Ignacio Camacho-ABC
- No fue un mal sueño: más de cien mil españoles murieron en medio de una cínica operación de camuflaje del sufrimiento
DOS estados de alarma inconstitucionales habrían tumbado al gobierno de cualquier país europeo. No porque no fuesen necesarios, que al menos el primero sí lo fue, sino por haberse llevado a efecto mediante una suspensión indiscriminada de derechos y con una duración abusiva para burlar el control periódico del Parlamento. Pero siendo grave la cuestión resulta casi menor en comparación con la falta de respeto que supuso, y aún supone, el indecente escamoteo de la estadística real de muertos. Aquella censura de imágenes de ataúdes, las consignas para que los medios reflejasen la falsa realidad de una sociedad dedicada a cocinar pasteles y cantar en pleno confinamiento, la ocultación sistemática del colapso de unos hospitales sumidos en un caos semibélico,
la invención de un fantasmal comité de expertos o las mentiras de un portavoz caricaturesco, un bufón siniestro que en cada intervención denigraba la dignidad de su profesión de médico. Ocurrió de verdad, no fue un mal sueño: cientos, miles de víctimas cayeron cada día en medio de una desaprensiva operación de camuflaje del sufrimiento.
La historia de la pandemia no es sólo el acta de un fracaso que siempre podrá encontrar relativo amparo en la incapacidad universal para frenar el contagio. En España es imposible completar ese relato dramático sin anotar el hecho diferencial de un concienzudo engaño de Estado. Una mistificación institucional a gran escala que manipuló informes, maquilló datos, recortó libertades, abandonó a su suerte a los sanitarios y aprovechó la emergencia para instaurar un régimen de excepción maquillado y revocar de facto durante más de un año las garantías y mecanismos propios del sistema democrático. Una tragedia colectiva usada como soporte de un ejercicio de ventajismo autoritario bajo el poder autoconcedido en un marco legal adulterado.

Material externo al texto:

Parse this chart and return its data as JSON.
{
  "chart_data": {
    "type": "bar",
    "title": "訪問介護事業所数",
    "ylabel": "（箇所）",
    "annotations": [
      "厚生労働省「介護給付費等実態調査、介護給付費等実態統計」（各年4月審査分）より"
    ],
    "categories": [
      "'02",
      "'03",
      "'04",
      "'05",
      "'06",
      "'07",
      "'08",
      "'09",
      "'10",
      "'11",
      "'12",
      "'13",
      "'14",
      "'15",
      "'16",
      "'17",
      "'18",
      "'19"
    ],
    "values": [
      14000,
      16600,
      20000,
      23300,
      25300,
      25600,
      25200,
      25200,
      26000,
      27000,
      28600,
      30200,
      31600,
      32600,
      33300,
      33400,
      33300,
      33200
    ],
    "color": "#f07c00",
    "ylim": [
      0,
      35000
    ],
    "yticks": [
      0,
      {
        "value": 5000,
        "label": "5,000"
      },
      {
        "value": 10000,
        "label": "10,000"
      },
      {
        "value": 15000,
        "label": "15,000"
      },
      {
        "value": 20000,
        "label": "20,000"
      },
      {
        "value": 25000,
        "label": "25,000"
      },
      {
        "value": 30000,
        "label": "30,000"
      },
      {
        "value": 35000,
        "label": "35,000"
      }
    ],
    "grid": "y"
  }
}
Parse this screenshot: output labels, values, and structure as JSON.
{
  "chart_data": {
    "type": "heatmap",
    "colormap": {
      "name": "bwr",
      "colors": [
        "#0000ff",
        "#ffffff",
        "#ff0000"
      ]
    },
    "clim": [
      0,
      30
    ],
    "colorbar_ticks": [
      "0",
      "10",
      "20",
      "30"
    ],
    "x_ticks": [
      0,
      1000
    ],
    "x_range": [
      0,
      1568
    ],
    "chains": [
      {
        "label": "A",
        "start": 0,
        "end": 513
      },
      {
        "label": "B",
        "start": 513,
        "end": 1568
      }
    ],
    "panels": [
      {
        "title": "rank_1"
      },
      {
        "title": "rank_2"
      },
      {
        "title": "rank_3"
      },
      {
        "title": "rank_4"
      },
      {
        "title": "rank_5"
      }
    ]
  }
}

No fueron dos ni tres, sino seis olas… por ahora. Y ninguna de ellas tuvo otra respuesta gubernamental que una inhibición clamorosa. Sin el esfuerzo extenuante de una sanidad en situación literalmente agónica y el compromiso de unas autoridades regionales a las que el Ejecutivo central dejó solas, la catástrofe habría alcanzado proporciones astronómicas. La única prioridad del sanchismo en este tiempo ha sido la elusión de responsabilidades mediante una estrategia de inventos estrafalarios -la cogobernanza-, propaganda incansable y embustes constantes que no bastaron para encubrir la ausencia de soluciones eficaces. Sólo el instinto de supervivencia de la población, su adaptativo aprendizaje, su sacrificio económico y su masiva disposición a vacunarse ha impedido un desastre de aún mayor alcance. Y ni siquiera le ha dado las gracias nadie por aceptar un encierro que tal vez pudo ser evitable de haberse atendido a tiempo las advertencias internacionales. Dos años más tarde todo ese fraude sigue pendiente de una catarsis.